Surprisingly, her mouth quirked a little. “He does? And I suppose in his next breath he was asking when I’d be back to work?”
That hit a little too close to the mark. “Well….”
The faint twitch of her lips turned into a full-blown smile. “It’s all right. I’d be worried if he hadn’t. And you know — I want to. Just sitting around here in my room isn’t going to change anything. If I’m working in the lab, at least I’m doing something.”
“I’m not sure if you should rush into that,” Jace began, but she held up a hand.
“I’m not rushing into anything. But I think it’ll feel good, getting back to work. And I plan to, after the farewell tomorrow. So you can tell Miles that if you see him.”
I opened my mouth to tell her that the only guarantee of my seeing Miles was if I went directly to the lab, since he never ventured out on his own, but then I stopped myself and just said, “Sure. I’m sure he’ll be happy to hear that.”
“I don’t know if Miles is ever ‘happy’ about anything, but the news might make him slightly less cranky.”
It had to have been tough, working next to him day after day when he was more or less in a perpetual state of annoyance. But then I remembered the way his voice had broken when he spoke of Natila. I doubted Lindsay had ever seen any such signs of doubt or guilt in him. She probably would have had far different opinion of Miles Odekirk if she had.

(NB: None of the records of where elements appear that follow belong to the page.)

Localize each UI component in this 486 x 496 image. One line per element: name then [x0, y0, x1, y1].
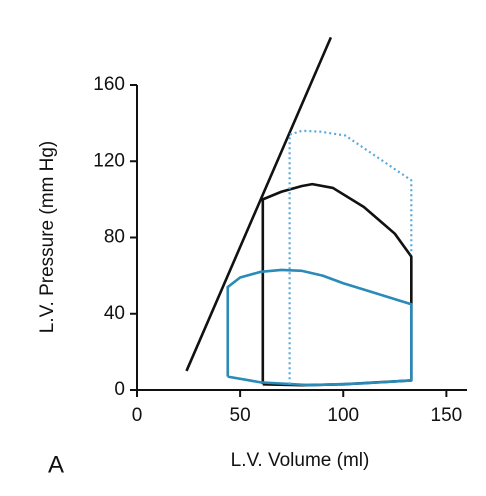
x-tick-label: 150: [431, 405, 463, 426]
x-tick-label: 100: [327, 405, 359, 426]
x-tick-label: 50: [230, 405, 251, 426]
line: [185, 36, 333, 372]
y-axis-label: L.V. Pressure (mm Hg): [37, 141, 58, 334]
y-tick-label: 0: [114, 379, 125, 400]
x-tick-label: 0: [132, 405, 143, 426]
y-tick-label: 120: [93, 150, 125, 171]
x-axis-label: L.V. Volume (ml): [231, 450, 370, 471]
y-tick-label: 160: [93, 74, 125, 95]
line: [261, 182, 413, 387]
panel-label: A: [48, 451, 64, 478]
line: [226, 268, 413, 387]
line: [288, 129, 413, 385]
y-tick-label: 40: [104, 303, 125, 324]
y-tick-label: 80: [104, 227, 125, 248]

That had been a private scene, one I wasn’t sure I would share even with Jace. I did know it would color all my future dealings with Miles, since I’d seen a side of him I doubted many people had.
“Well, here’s hoping,” I said.
Lindsay shook her head.
“I wouldn’t hold my breath. But I don’t think I’d even mind his crankiness. At least I wouldn’t get this feeling that I was walking on eggshells around him.” I watched as she paused for a moment, clearly trying to work out the best way to phrase the words she had rolling around in her mind. “And — thanks for coming by. Really. I appreciate it. But I think I need to be alone for a while. Everyone’s been coming over, and I know they’re trying to be kind, but….”
“But your thoughts need space to breathe,” Jace said, and her reddened eyes brightened a little.
“Yes, that. Exactly that. Thank you, Jace.”
He rose from the bed, and I followed a second later. “If you need anything — ” I began.
“I’ll let you know,” she broke in. “Thank you again. And if you see anyone heading down the hallway in this direction, could you please head them off at the pass for me?”
“Consider it done,” Jace said.
She offered us another smile, and we let ourselves out. By then it was almost five. Time for Dutchie’s walk. I was glad of that, because it would give Jace and me the chance to get out of the resort, breathe some fresh air.
We had it down to a ritual by then, so we were able to go back to the suite and get the dog saddled up — so to speak — while remaining in our own thoughts. I had to wonder what Jace thought about Lindsay’s reaction to Rafi’s death. Would he consider it disrespectful that she wasn’t openly mourning? I didn’t think so, but….
“Sometimes the strongest people suffer the worst,” he told me as we walked down Kit Carson Boulevard, Dutchie at the farthest end of her retractable leash while she sniffed happily at the sidewalk. What she was smelling, I wasn’t sure, as I hadn’t seen any sign of other dogs since coming here. Back when all this started, Jace had reassured me about all the ownerless pets, saying the animals would be taken care of, but what did that mean, exactly?